The Smuggler

Trophies by Mr.Fink’s Finest Photos is licensed under Creative Commons | Attribution-NonCommercial-ShareAlike 2.0 Generic (CC BY-NC-SA 2.0)

“Good evening, Mr. Stock.  Please step over here so we may have a look in that backpack, please,” bellowed the school’s vice principal, Mr. Stuckley.  “Planning to do homework at the homecoming dance, are we?”

I turned my head to see who Mr. Stuckley was speaking to.  So did the two volunteer mothers manning the ticket table, and I found amusement as both their facial expressions drew noticeably uncomfortable once seeing the target of Mr. Stuckley’s attention.  It was Adam Stock, another sophomore in my class who was dressed-to-impress this evening wearing black jeans, a tuxedo-printed t-shirt, polished cowboy boots, and a top hat that would make Slash envious.

“You know the routine,” said the vice principal, his arms folded across his puffed-up chest.  “Let’s see the contents of your backpack, Mr. Stock.”

Adam flung his neon-green backpack off his shoulder and onto the folding table set up beside the trophy case.  His swift movement stirred the air enough that I managed to catch a whiff of patchouli oil, a scent I try to avoid whenever within a short radius of Adam.  He reached into his backpack and pulled out a small nested tripod, a hand-held Sony digital video camera, two weathered spiral-bound notebooks with a pen stuffed into the spiral of one of them, and a soft-covered book titled The Dune Chronicles.

“Very well, Mr.
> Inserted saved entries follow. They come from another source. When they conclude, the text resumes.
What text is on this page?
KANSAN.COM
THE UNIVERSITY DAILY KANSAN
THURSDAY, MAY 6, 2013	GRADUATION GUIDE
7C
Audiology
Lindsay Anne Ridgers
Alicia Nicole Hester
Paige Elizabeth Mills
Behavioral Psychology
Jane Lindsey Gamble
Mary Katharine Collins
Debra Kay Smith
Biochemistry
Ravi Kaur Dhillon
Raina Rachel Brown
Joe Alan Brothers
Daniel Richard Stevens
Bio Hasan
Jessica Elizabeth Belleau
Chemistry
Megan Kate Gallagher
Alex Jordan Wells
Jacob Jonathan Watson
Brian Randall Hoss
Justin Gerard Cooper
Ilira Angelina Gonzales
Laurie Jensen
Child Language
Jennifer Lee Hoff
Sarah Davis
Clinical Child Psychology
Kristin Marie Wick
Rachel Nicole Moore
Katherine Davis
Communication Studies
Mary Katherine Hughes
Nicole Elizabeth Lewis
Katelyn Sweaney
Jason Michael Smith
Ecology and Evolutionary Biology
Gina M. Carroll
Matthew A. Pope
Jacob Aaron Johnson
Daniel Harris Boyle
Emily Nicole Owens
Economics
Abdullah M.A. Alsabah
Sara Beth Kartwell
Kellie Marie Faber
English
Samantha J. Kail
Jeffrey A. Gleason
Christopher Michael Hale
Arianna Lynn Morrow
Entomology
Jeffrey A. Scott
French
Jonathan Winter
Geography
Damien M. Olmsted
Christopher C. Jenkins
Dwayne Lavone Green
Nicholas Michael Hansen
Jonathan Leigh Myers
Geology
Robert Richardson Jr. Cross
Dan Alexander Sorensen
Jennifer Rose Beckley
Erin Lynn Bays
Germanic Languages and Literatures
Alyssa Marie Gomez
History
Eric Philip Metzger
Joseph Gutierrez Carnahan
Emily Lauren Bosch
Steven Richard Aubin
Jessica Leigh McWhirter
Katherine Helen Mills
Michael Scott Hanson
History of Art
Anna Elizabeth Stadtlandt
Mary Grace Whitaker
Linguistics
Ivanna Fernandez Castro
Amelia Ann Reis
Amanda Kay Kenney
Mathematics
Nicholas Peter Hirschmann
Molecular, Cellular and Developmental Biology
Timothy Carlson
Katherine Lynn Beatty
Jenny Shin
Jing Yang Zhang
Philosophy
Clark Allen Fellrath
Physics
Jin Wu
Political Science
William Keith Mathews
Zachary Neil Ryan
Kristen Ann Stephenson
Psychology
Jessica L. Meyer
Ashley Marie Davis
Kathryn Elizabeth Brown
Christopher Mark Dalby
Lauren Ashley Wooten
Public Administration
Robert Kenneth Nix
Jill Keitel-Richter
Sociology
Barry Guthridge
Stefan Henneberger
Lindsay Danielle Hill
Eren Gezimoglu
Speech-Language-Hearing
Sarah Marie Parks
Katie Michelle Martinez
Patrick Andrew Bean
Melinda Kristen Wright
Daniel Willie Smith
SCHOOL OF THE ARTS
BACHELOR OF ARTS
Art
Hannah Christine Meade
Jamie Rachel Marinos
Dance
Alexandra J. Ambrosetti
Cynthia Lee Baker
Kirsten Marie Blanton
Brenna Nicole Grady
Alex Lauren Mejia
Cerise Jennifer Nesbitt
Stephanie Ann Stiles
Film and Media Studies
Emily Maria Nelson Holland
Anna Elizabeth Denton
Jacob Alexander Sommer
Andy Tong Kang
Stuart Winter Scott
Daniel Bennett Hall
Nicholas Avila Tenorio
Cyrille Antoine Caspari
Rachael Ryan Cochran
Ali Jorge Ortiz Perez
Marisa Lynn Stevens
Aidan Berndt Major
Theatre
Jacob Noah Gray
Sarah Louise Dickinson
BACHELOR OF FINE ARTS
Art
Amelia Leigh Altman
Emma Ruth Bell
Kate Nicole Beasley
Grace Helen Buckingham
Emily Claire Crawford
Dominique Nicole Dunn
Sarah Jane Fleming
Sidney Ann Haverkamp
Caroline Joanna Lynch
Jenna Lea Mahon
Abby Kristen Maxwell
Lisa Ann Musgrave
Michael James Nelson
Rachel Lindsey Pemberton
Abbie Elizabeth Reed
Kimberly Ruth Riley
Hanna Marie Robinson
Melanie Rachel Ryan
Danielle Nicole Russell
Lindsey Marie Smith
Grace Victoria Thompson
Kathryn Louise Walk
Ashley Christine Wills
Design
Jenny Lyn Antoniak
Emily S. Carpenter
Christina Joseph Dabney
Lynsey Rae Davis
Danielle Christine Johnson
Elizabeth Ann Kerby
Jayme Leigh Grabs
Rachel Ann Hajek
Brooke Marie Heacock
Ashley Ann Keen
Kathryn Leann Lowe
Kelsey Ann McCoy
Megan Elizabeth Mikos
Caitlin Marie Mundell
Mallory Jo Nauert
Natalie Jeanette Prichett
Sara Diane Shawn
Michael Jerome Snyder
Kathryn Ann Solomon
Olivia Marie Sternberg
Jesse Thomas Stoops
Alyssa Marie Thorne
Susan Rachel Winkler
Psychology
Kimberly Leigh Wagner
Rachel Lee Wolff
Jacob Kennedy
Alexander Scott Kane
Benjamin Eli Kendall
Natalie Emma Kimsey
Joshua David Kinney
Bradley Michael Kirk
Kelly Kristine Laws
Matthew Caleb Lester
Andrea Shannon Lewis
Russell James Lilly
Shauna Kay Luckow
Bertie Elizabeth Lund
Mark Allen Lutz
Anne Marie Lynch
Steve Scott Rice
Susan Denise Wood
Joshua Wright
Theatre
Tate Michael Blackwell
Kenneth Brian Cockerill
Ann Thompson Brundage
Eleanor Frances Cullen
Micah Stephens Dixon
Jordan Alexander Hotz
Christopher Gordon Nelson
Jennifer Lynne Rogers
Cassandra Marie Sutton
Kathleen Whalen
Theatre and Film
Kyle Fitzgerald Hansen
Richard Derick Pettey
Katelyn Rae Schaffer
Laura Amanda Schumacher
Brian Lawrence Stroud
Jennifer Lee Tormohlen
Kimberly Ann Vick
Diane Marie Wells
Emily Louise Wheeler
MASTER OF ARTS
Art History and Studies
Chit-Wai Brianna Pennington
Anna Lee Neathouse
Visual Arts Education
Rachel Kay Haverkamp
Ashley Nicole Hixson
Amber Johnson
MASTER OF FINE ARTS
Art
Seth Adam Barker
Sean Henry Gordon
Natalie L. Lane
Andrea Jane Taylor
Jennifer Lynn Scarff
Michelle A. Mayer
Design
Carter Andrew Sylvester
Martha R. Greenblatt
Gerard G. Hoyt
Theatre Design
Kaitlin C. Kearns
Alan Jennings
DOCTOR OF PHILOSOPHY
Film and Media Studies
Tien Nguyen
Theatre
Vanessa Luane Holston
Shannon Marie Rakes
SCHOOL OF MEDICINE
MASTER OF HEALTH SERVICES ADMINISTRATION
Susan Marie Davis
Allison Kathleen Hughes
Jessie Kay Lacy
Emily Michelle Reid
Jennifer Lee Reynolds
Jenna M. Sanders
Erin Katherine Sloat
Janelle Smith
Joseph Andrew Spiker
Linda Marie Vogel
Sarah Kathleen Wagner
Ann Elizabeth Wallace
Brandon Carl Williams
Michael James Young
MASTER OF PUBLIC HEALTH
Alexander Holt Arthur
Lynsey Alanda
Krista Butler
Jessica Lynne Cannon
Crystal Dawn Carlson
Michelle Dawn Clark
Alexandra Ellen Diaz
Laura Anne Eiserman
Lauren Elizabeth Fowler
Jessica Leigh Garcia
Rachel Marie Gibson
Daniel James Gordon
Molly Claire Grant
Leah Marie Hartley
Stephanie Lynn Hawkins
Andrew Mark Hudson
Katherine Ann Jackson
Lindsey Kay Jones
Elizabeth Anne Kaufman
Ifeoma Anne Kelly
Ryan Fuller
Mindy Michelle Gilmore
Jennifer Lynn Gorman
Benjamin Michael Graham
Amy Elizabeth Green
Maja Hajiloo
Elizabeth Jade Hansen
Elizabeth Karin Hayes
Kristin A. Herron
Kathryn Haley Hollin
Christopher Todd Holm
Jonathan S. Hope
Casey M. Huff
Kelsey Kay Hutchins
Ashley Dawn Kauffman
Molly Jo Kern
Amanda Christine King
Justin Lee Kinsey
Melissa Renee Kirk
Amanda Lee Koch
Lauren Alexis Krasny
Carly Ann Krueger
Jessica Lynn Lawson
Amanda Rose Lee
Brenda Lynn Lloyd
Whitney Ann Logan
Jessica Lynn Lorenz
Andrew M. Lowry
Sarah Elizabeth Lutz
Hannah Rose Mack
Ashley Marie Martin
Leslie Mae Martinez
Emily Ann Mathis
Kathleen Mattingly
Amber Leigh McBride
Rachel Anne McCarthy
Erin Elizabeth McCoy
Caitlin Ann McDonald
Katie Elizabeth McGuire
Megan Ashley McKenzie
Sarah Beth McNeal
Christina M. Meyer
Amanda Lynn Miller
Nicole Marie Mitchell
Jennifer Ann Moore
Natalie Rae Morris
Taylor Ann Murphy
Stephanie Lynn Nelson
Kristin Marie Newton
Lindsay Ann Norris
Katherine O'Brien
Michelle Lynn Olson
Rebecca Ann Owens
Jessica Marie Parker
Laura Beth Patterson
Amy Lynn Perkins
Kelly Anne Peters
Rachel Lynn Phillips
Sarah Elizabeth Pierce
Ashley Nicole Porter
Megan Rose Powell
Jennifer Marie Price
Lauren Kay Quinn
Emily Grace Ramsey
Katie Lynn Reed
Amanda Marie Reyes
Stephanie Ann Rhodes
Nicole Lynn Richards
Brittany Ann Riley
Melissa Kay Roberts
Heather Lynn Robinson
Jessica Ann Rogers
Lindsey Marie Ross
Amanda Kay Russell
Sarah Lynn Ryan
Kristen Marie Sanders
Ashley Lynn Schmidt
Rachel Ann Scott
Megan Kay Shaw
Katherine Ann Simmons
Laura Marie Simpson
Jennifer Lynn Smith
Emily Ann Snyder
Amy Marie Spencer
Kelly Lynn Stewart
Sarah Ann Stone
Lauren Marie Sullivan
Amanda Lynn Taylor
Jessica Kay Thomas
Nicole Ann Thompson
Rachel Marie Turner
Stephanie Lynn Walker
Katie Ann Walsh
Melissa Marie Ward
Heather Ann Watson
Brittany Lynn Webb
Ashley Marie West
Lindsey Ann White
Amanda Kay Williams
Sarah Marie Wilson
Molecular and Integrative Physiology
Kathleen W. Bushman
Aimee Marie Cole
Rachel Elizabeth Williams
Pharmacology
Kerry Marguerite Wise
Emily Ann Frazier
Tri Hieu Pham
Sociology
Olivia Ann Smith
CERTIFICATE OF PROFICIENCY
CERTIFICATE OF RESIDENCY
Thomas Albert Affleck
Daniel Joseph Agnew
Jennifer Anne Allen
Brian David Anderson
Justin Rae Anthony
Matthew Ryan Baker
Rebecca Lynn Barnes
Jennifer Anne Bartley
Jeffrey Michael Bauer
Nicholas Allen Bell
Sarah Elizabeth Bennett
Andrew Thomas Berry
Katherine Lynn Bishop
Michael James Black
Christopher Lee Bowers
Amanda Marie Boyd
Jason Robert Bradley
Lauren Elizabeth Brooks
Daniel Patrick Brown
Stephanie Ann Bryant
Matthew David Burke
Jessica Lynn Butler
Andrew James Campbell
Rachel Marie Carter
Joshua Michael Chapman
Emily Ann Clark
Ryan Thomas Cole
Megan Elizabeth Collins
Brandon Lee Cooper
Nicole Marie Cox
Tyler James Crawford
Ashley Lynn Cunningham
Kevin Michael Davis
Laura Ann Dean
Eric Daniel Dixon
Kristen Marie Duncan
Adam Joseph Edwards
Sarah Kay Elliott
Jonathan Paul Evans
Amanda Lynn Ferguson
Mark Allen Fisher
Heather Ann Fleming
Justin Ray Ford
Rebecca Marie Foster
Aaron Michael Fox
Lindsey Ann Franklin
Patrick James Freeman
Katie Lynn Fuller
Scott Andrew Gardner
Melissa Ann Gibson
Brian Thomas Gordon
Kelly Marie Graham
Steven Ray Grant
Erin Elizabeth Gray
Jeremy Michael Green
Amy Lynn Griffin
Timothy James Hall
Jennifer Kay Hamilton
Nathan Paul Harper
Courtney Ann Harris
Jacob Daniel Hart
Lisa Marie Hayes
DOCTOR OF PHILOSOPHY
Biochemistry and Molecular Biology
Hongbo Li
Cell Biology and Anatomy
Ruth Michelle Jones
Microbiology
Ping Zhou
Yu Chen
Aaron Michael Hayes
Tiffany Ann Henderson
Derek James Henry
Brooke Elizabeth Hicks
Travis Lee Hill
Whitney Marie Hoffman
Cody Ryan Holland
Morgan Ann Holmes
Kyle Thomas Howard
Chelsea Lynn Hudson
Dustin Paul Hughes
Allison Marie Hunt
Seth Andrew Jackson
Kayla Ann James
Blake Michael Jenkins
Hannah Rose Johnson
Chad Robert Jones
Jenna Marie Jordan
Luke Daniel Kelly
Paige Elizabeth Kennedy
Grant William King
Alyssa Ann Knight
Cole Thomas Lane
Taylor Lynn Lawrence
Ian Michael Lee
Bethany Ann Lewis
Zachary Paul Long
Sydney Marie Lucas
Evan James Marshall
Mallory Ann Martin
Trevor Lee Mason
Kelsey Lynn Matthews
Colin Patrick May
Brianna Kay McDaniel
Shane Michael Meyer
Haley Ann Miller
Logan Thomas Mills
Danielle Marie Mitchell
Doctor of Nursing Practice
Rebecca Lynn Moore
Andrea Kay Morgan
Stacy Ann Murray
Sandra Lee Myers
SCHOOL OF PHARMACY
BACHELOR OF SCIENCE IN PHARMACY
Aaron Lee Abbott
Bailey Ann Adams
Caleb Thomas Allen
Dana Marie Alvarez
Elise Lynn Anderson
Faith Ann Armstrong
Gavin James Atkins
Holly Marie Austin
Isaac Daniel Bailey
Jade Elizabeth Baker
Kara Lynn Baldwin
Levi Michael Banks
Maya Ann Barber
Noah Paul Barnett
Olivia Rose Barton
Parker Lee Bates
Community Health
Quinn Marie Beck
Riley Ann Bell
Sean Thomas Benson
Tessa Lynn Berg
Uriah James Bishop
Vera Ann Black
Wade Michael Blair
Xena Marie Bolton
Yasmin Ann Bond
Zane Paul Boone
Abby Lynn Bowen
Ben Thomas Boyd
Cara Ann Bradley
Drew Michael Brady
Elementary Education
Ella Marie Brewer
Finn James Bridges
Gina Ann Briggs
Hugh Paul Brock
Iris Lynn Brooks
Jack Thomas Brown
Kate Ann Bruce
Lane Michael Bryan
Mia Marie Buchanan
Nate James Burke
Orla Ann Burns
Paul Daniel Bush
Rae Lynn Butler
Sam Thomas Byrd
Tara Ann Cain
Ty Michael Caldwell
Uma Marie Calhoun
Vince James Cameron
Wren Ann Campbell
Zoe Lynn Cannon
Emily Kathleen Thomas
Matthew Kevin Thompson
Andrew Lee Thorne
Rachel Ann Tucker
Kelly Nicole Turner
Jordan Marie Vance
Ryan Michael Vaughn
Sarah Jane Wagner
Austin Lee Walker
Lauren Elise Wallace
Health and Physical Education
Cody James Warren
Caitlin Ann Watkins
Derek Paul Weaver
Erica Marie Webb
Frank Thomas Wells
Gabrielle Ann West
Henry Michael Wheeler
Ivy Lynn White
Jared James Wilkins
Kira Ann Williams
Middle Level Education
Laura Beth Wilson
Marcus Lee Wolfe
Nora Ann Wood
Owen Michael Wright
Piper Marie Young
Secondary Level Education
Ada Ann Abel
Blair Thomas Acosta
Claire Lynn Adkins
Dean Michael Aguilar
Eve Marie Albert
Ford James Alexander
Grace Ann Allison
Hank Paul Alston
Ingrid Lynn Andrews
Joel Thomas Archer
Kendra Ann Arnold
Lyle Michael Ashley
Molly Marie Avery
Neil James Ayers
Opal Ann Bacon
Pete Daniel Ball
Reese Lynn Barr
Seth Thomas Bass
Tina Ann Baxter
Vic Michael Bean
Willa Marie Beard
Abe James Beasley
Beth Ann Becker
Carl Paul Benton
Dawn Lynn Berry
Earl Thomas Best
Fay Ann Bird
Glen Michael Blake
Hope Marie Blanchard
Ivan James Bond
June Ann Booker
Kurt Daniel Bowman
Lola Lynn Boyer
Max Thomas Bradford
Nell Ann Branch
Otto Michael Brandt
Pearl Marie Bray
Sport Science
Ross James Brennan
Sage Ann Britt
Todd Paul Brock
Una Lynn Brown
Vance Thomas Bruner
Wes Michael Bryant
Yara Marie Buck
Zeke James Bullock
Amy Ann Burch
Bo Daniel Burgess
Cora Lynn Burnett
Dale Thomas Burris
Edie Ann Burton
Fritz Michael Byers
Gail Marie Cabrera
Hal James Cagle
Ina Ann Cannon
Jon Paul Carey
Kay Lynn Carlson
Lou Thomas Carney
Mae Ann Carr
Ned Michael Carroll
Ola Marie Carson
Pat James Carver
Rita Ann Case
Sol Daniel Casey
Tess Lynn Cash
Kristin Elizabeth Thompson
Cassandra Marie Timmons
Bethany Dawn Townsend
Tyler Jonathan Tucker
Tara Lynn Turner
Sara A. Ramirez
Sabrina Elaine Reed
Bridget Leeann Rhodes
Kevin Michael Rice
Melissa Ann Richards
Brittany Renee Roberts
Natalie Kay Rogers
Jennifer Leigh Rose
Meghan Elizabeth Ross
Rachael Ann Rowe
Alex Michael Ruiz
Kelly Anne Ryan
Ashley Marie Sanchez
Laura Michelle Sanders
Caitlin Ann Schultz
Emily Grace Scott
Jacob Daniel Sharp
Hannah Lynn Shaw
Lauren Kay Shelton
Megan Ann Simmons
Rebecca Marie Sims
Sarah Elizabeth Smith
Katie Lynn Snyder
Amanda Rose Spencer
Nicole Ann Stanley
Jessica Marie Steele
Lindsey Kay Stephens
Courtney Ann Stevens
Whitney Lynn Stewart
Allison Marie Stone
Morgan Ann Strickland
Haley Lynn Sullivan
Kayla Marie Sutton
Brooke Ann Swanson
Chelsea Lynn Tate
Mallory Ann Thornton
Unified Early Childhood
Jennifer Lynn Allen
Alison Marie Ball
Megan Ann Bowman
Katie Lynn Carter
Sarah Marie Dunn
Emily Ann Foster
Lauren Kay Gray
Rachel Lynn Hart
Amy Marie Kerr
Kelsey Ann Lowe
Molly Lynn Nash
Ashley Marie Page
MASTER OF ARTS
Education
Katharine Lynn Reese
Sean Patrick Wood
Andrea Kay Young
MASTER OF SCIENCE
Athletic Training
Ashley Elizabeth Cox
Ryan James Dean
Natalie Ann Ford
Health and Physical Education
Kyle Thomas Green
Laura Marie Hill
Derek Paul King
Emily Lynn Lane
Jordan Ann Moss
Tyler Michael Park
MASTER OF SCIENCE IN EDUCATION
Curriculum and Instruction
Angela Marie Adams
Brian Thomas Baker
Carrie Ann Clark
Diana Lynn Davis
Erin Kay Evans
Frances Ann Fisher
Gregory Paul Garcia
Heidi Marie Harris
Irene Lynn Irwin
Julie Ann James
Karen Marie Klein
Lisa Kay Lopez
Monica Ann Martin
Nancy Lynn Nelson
Stock, thank you” said Mr. Stuckley, his voice softening a bit this time.

I’m still amused how Mr. Stuckley can maintain speaking in a voice clearly forced two octave lower than his normal register.  He must drink a lot of herbal tea each night to prepare for the next day of school.

Adam stuffed the items back into his bag, handed one of the mothers a crumbled five, and shot me a quick glance before walking into the gymnasium.

Amateur, I thought.  He never checked the top hat.